On Purpose: Making It
"If you're not doing something you're passionate about, bring your passion into it."
A few weeks ago, I went to hear a local entrepreneur share his story on the journey into his purpose. My head ached a bit from nodding in agreement for the full hour—let's just say that I resonated deeply with his story. He shared poignant insights, including the quote above, about what it takes to make it into our purpose. It was so encouraging to hear someone who changed careers, after decades in his last, unpack how he landed right where he was meant to be.

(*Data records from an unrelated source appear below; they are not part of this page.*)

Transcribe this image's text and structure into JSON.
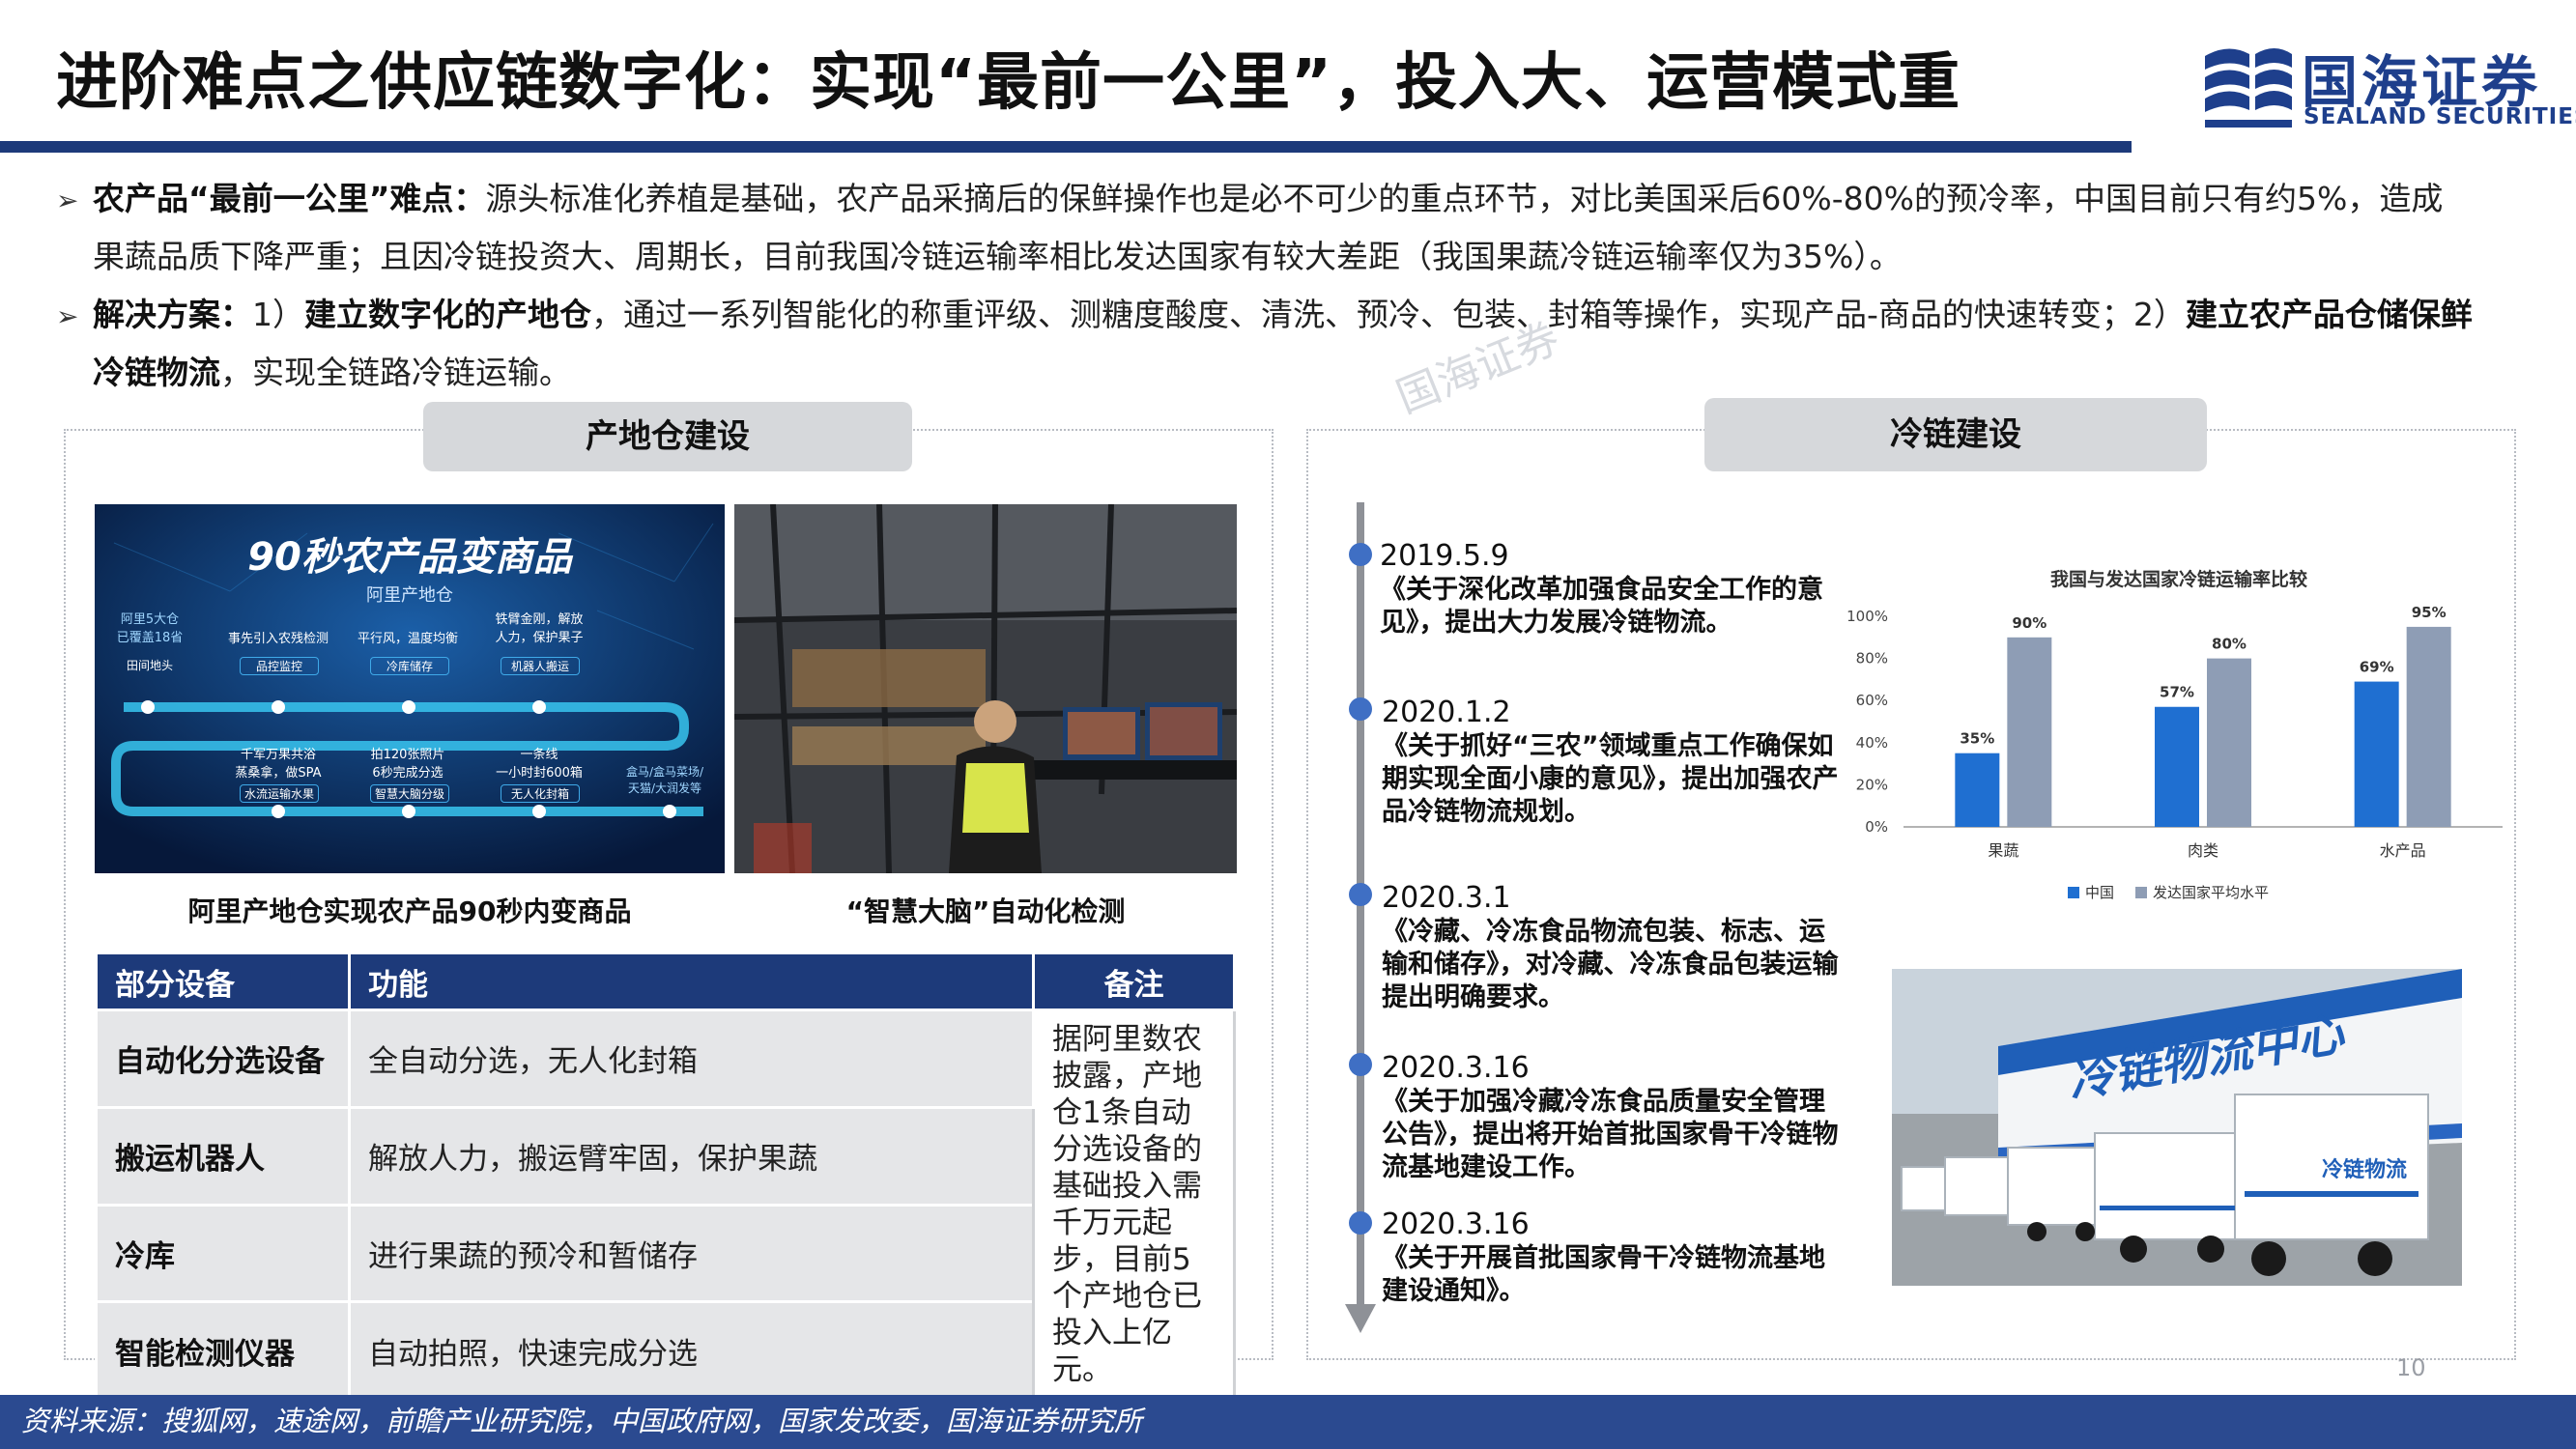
{
  "header": {
    "title": "进阶难点之供应链数字化：实现“最前一公里”，投入大、运营模式重",
    "logo_cn": "国海证券",
    "logo_en": "SEALAND SECURITIES"
  },
  "bullets": [
    {
      "bold": "农产品“最前一公里”难点：",
      "line1": "源头标准化养植是基础，农产品采摘后的保鲜操作也是必不可少的重点环节，对比美国采后60%-80%的预冷率，中国目前只有约5%，造成",
      "line2": "果蔬品质下降严重；且因冷链投资大、周期长，目前我国冷链运输率相比发达国家有较大差距（我国果蔬冷链运输率仅为35%）。"
    },
    {
      "bold": "解决方案：",
      "seg1": "1）",
      "bold2": "建立数字化的产地仓",
      "seg2": "，通过一系列智能化的称重评级、测糖度酸度、清洗、预冷、包装、封箱等操作，实现产品-商品的快速转变；2）",
      "bold3": "建立农产品仓储保鲜",
      "line2_bold": "冷链物流",
      "line2_rest": "，实现全链路冷链运输。"
    }
  ],
  "watermark": "国海证券",
  "left_panel": {
    "tag": "产地仓建设",
    "image1": {
      "headline": "90秒农产品变商品",
      "center_label": "阿里产地仓",
      "nodes_top": [
        "阿里5大仓\n已覆盖18省",
        "事先引入农残检测",
        "平行风，温度均衡",
        "铁臂金刚，解放\n人力，保护果子"
      ],
      "nodes_top_sub": [
        "田间地头",
        "品控监控",
        "冷库储存",
        "机器人搬运"
      ],
      "nodes_bottom": [
        "千军万果共浴\n蒸桑拿，做SPA",
        "拍120张照片\n6秒完成分选",
        "一条线\n一小时封600箱",
        "盒马/盒马菜场/\n天猫/大润发等"
      ],
      "nodes_bottom_sub": [
        "水流运输水果",
        "智慧大脑分级",
        "无人化封箱",
        ""
      ]
    },
    "caption1": "阿里产地仓实现农产品90秒内变商品",
    "caption2": "“智慧大脑”自动化检测",
    "table": {
      "headers": [
        "部分设备",
        "功能",
        "备注"
      ],
      "rows": [
        {
          "name": "自动化分选设备",
          "func": "全自动分选，无人化封箱"
        },
        {
          "name": "搬运机器人",
          "func": "解放人力，搬运臂牢固，保护果蔬"
        },
        {
          "name": "冷库",
          "func": "进行果蔬的预冷和暂储存"
        },
        {
          "name": "智能检测仪器",
          "func": "自动拍照，快速完成分选"
        }
      ],
      "note": "据阿里数农披露，产地仓1条自动分选设备的基础投入需千万元起步，目前5个产地仓已投入上亿元。"
    }
  },
  "right_panel": {
    "tag": "冷链建设",
    "timeline": [
      {
        "date": "2019.5.9",
        "text": "《关于深化改革加强食品安全工作的意见》，提出大力发展冷链物流。"
      },
      {
        "date": "2020.1.2",
        "text": "《关于抓好“三农”领域重点工作确保如期实现全面小康的意见》，提出加强农产品冷链物流规划。"
      },
      {
        "date": "2020.3.1",
        "text": "《冷藏、冷冻食品物流包装、标志、运输和储存》，对冷藏、冷冻食品包装运输提出明确要求。"
      },
      {
        "date": "2020.3.16",
        "text": "《关于加强冷藏冷冻食品质量安全管理公告》，提出将开始首批国家骨干冷链物流基地建设工作。"
      },
      {
        "date": "2020.3.16",
        "text": "《关于开展首批国家骨干冷链物流基地建设通知》。"
      }
    ],
    "photo_sign": "冷链物流中心",
    "truck_sign": "冷链物流"
  },
  "chart_data": {
    "type": "bar",
    "title": "我国与发达国家冷链运输率比较",
    "categories": [
      "果蔬",
      "肉类",
      "水产品"
    ],
    "series": [
      {
        "name": "中国",
        "values": [
          35,
          57,
          69
        ],
        "color": "#1f6fd1"
      },
      {
        "name": "发达国家平均水平",
        "values": [
          90,
          80,
          95
        ],
        "color": "#8e9db5"
      }
    ],
    "y_ticks": [
      "0%",
      "20%",
      "40%",
      "60%",
      "80%",
      "100%"
    ],
    "ylim": [
      0,
      100
    ],
    "value_suffix": "%",
    "legend_position": "bottom",
    "grid": false
  },
  "footer": {
    "source": "资料来源：搜狐网，速途网，前瞻产业研究院，中国政府网，国家发改委，国海证券研究所",
    "page": "10"
  }
}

The main messages I felt freshly encouraged by from his talk were these:
- Often, we're motivated by realities that are in direct opposition to our actual purpose (e.g. money, security, incongruent outlook on success, etc).
- Learning ourselves takes time, but we may just find that we also know ourselves pretty well already if we're willing to take a good look in the mirror.
- Who we were in our childhood isn't so different than who we're meant to become as adults.
The truth is, we may not be currently living our exact purpose in the way it will unfold over the course of our lives. But, that doesn't mean that we cannot bring meaning and hope to our days. In fact, when we have clarity on what we're made for, we can actually inject that purpose right where we're living.
For example, when I was little I loved being with my friends, talking and looking pretty. I laugh at the latter because, well, what in the world? BUT, the truth is, a beautiful aesthetic is still of great value to me, both as a person and in the way I develop my surroundings. I love to be with people and hear their stories. It brings me joy to be helpful by seeing the people in front of me and drawing connections between who they are and how they matter to the world. People, conversation, and beauty are foundational pieces of my life today. And while I've developed a lot of clarity on my purpose over the years, simply having these three pieces of understanding to "run with" enable me to focus well in my days—they're a great launching point.
We've talked before about the small steps it takes to achieve our goals and dreams. Living our life's purpose is not separate from this reality. We must start somewhere. Identifying what motivates and encourages us, what bothers us and what brings us life will provide a foundational understanding of where we're headed. And when we're striving for our more and taking care of ourselves along the way, we also must consider what is true of our lives in the present.
A great friend provided helpful advice for me in my early twenties. She said I ought to try as many things as possible in my career and curated experiences, in particular. It was time to explore and better learn about me. In my early thirties I had a much better understanding of who I was, but honestly, the wins and failures I'd experienced in my twenties taught me lessons that, in turn, soured my motivations. They became skewed by what I thought success should be in my life based on a pretty insecure foundation. I had these ideas of how I wanted to be viewed and what my contributions ought to mean to others. In the process, I really lost sight of who I was and who I wanted to become in vital ways. Good advice paired with an insecure me taught me a lot...
Like John Rivers, I had an awakening but my path still wasn't clear. Over the past five to seven years, I've developed a deeper contentment with not knowing how it all turns out because I've learned who I want to be. I now know that I'm investing well in that bright future. Each step brings deeper clarity and understanding. Every new turn in the road feels like an adventure, not a new piece of uncertainty.
My favorite phrase for my own journey has become this: Life is a great adventure! I say it as often as possible to remind myself of my choice in outlook. I've been learning to embrace what I don't know as an opportunity for learning and transformation.
Truth be told, most days I mean it and some days are still hard. I find that no matter how happy we are about who we're becoming, from time to time we're going to encounter circumstances that challenge our contentment and hope. But, we don't make it into our purpose without challenges. We make it there by reminding ourselves of the truth and staying the course. (It also doesn't hurt to surround ourselves with people who tell us the truth on our dark days, too...) To do all of this, we have to know what the goal of the course is... After all, if we haven't defined who we're becoming, it's going to be hard to stay committed in the hard times.
And for the record, I really believe you're going to make it. I'm rooting for you. Please let me know when you'd like my help along the way.
- Do you know what you were made for and what it will take for you to become that person?
- Have you ever thought about what you liked to do as a child and how that applies to life today?
- Are the current realities of your life aligned with who you want to be long-term?